I get off work at 5:30 but my boss has asked everyone to go home a half an hour early today for personal reasons. The thought of getting home a bit earlier makes me jittery for some reason; just the thought of having to wait for the news for 45 minutes instead of 20. What am I going to do for 45 minutes. I don’t have anything to do. I get in the lift and check my watch and see that it’s exactly 5 o’ clock and feel good that it’s not any earlier, at least now it’ll be a little less than 45 minutes. I walk out of the building listening to the sound of my heels clicking against the pavement. But I stop dead in my tracks. “shit” I say out loud and some passer-byres lift their heads to see me. I’ve forgotten my brief case up in my office, I never forget anything and because my stupid boss made us leave early everything is messed up.
I start crossing the road again to go back in to the building. I was so distracted I don’t see the speeding car coming for me to my right and BANG.
I’m on the ground and I feel excruciating pain all over my body. I don’t look but I feel that my leg is in a place where it shouldn’t be, my elbow is broken as well…I’m not even going to try and move it. What just happened? I got hit by a car, that’s what happened. I start shrieking at the realisation of that and I see heads peering over me to see. I wonder if anyone has called an ambulance yet…it’d be silly if they didn’t. Some feeling at the bottom of my stomach can tell that it doesn’t really matter if they called them or not. It was the same feeling that told me to say yes to the man that asked me to go to England all those lifetimes ago. I’ve learned to trust that feeling so I stop shrieking and just silently cry. What if I do die? God has to pick some people to die in the world so he picks the people who don’t necessarily mean much to the world. The thought makes a sob get stuck in my throat and I start coughing. I realise that it wasn’t a sob and that blood comes out of my mouth instead. I wish I had a tissue. I wonder if anyone at the office will miss me or even realise that I’m gone. I wonder if my boss will feel guilty and use one of my ideas. Like the one about the Christmas party I wanted to have later one this year, just for fun. I wonder if my parents will miss me giving them money; they probably won’t tell the difference and just get sent a pension again and think it’s from me. Why am I so calm? I should be fighting, I should want to get up and be carried away to safety but do I really?

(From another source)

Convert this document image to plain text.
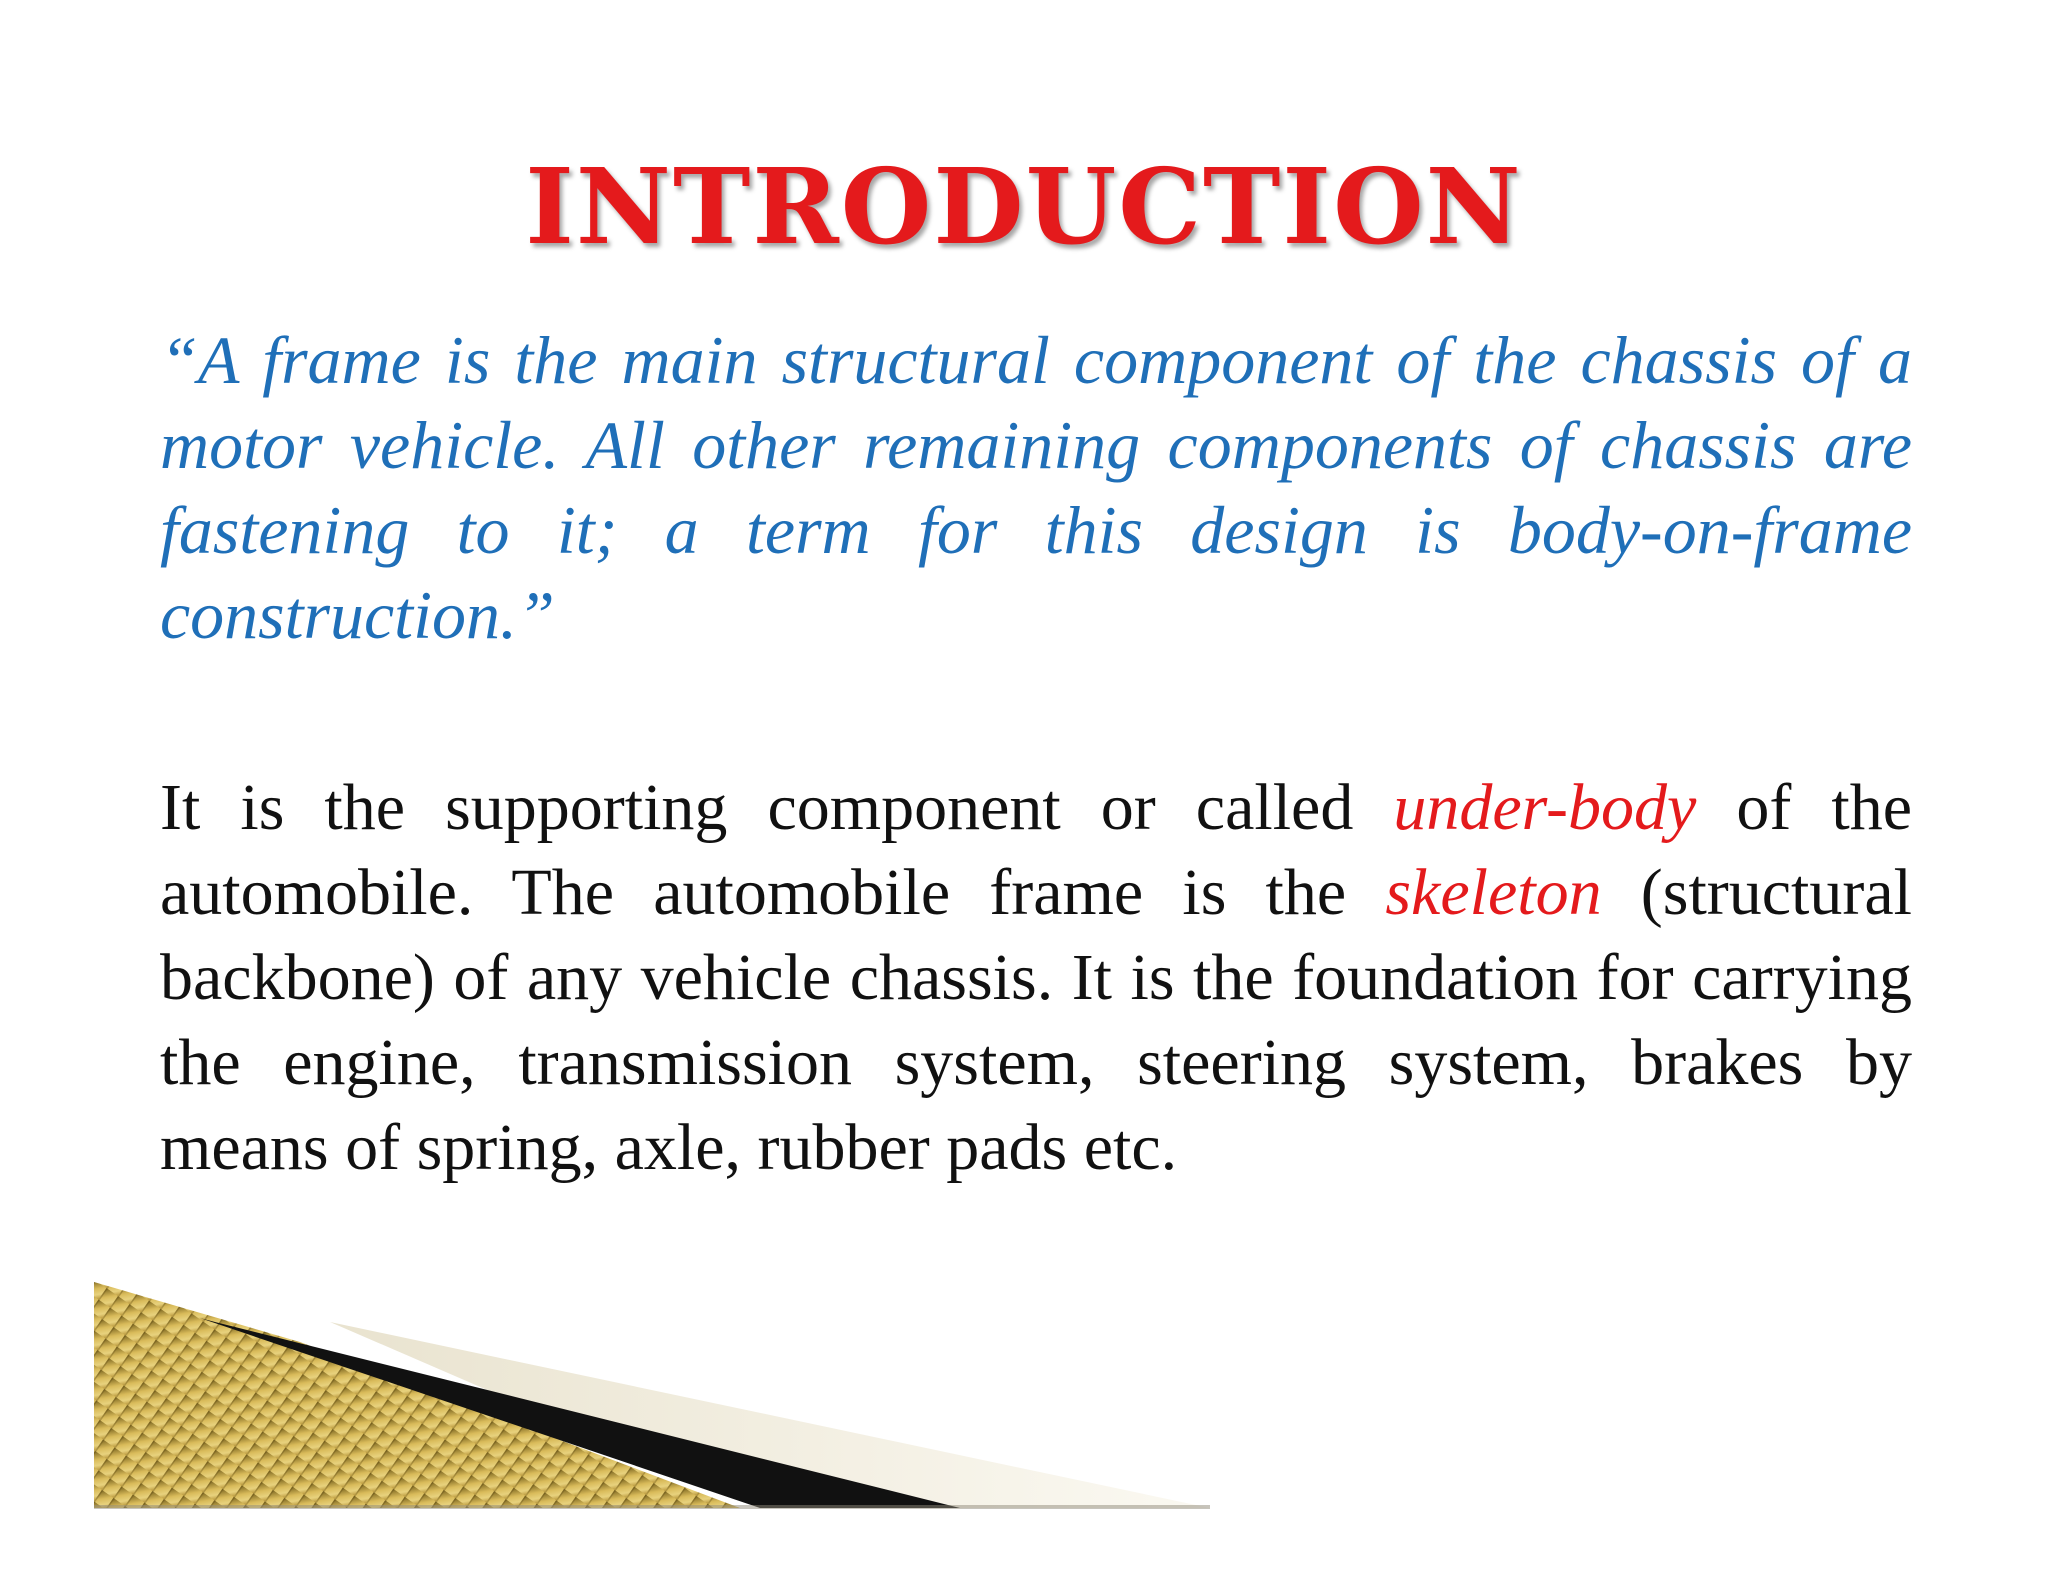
INTRODUCTION

“A frame is the main structural component of the chassis of a motor vehicle. All other remaining components of chassis are fastening to it; a term for this design is body-on-frame construction.”

It is the supporting component or called under-body of the automobile. The automobile frame is the skeleton (structural backbone) of any vehicle chassis. It is the foundation for carrying the engine, transmission system, steering system, brakes by means of spring, axle, rubber pads etc.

My breaths start getting slower and my crying starts to stop. There will be my slippers left at the side of my bed for no one to wear them, the corn flakes to go stale and for no one to eat them and my briefcase forever lying on my desk waiting for me to come and pick it up and bring it home. My life is unfinished but I’m just realising that 36 years too late. In the next minute or two my body will shut off and I will be nothing, just a body. No one will ever talk to me ever again and I will never talk to anyone ever again. And my heart stops and then nothing.